En el otro lado, naturalmente, ha estado el pueblo, la gente de a pie, como suele ocurrir en la Historia de España. Cientos de miles de españoles que se han movilizado para paliar el naufragio del poder, algunos (muchos) acudiendo pala en mano al escenario de la catástrofe, otros contribuyendo con dinero o con material para echar una mano al compatriota que sufre.
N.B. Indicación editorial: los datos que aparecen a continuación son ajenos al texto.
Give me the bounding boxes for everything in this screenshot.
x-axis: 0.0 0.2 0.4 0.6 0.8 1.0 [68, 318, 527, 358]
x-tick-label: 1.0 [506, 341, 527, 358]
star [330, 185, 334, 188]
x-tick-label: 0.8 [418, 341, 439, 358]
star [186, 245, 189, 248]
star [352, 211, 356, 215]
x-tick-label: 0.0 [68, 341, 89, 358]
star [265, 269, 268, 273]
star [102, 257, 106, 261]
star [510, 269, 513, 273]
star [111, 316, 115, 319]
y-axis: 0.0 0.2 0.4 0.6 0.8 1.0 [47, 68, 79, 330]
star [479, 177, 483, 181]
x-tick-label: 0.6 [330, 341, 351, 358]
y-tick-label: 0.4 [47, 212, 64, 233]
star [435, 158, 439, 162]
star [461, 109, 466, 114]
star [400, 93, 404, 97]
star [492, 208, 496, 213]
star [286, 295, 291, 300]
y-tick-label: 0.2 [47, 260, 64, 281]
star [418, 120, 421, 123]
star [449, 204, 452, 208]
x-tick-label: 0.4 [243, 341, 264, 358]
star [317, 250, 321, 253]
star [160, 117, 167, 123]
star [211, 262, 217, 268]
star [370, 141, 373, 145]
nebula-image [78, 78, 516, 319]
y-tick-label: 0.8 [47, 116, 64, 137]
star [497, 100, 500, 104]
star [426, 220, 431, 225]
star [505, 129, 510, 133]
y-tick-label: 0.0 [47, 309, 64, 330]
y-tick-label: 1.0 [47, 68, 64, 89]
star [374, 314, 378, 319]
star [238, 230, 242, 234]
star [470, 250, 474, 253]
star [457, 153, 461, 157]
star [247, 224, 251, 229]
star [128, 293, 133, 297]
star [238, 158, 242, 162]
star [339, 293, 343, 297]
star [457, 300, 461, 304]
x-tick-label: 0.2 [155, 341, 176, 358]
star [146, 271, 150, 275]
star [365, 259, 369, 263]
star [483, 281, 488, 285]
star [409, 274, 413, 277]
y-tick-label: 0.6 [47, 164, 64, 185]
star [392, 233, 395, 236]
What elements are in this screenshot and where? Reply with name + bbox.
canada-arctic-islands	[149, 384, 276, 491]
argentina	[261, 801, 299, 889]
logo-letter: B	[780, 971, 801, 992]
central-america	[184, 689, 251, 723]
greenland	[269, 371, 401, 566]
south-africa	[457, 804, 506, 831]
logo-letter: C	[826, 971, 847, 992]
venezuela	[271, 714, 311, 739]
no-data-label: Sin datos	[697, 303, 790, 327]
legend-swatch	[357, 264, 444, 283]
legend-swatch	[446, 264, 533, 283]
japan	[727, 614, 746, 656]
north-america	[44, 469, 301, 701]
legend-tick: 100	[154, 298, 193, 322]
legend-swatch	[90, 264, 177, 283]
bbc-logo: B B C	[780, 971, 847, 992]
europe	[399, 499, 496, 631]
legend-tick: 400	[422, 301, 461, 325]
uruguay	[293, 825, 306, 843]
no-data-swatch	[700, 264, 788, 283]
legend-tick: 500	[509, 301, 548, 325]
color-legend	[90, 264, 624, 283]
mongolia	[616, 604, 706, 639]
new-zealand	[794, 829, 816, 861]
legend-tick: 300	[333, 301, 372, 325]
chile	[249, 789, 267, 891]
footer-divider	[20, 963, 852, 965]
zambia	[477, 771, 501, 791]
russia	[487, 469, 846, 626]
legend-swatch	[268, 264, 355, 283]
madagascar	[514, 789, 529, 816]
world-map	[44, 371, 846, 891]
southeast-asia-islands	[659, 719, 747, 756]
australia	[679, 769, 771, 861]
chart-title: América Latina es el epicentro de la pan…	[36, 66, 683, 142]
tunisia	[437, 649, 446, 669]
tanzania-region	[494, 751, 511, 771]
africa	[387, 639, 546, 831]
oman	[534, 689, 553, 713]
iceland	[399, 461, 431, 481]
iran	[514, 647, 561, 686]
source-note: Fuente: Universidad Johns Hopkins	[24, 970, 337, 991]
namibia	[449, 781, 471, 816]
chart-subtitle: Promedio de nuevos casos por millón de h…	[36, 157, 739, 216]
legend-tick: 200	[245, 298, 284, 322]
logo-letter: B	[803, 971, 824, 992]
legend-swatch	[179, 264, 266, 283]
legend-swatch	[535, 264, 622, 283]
Donde un Estado eficiente habría tenido bomberos, policías, soldados y médicos, España ha tenido gente de a pie sumergida en barro hasta la cintura para abrir caminos, rescatar muertos o llevar un poco de comida. Los bomberos, policías, soldados y médicos estaban en sus cuarteles o sus hospitales, mano sobre mano, pidiendo a sus jefes en las redes sociales que los movilizaran ya, pero sin obtener respuesta. Porque sus jefes, a su vez, dependen (sumisamente) de políticos cuya prioridad no era cumplir con su deber, sino obtener la mayor ventaja política del lance. Y mientras los políticos estaban a lo suyo y los servicios del Estado estaban a lo de nadie, ahí abajo, en el barro, había miles de españoles tratando de sobrevivir a ese Estado que financian con sus impuestos y que en realidad les desprecia, porque sólo son «el pueblo». Al final, toda la tragedia de la España de hoy se resume en ese vídeo estremecedor de unas docenas de valencianos enfangados, exhaustos en una calle destruida, armados con palas, que se detienen para cantar el himno regional: «Para ofrendar nuevas glorias a España».
«Españoles: vuestro Estado no existe, ¡reconstruidlo!». Reconstruidlo porque, de lo contrario, dejaremos de existir. Hasta hace unos pocos días, la amenaza podía referirse a la existencia histórica de la nación. Hoy, amargamente, hemos aprendido que se extiende también a la misma existencia física de los españoles.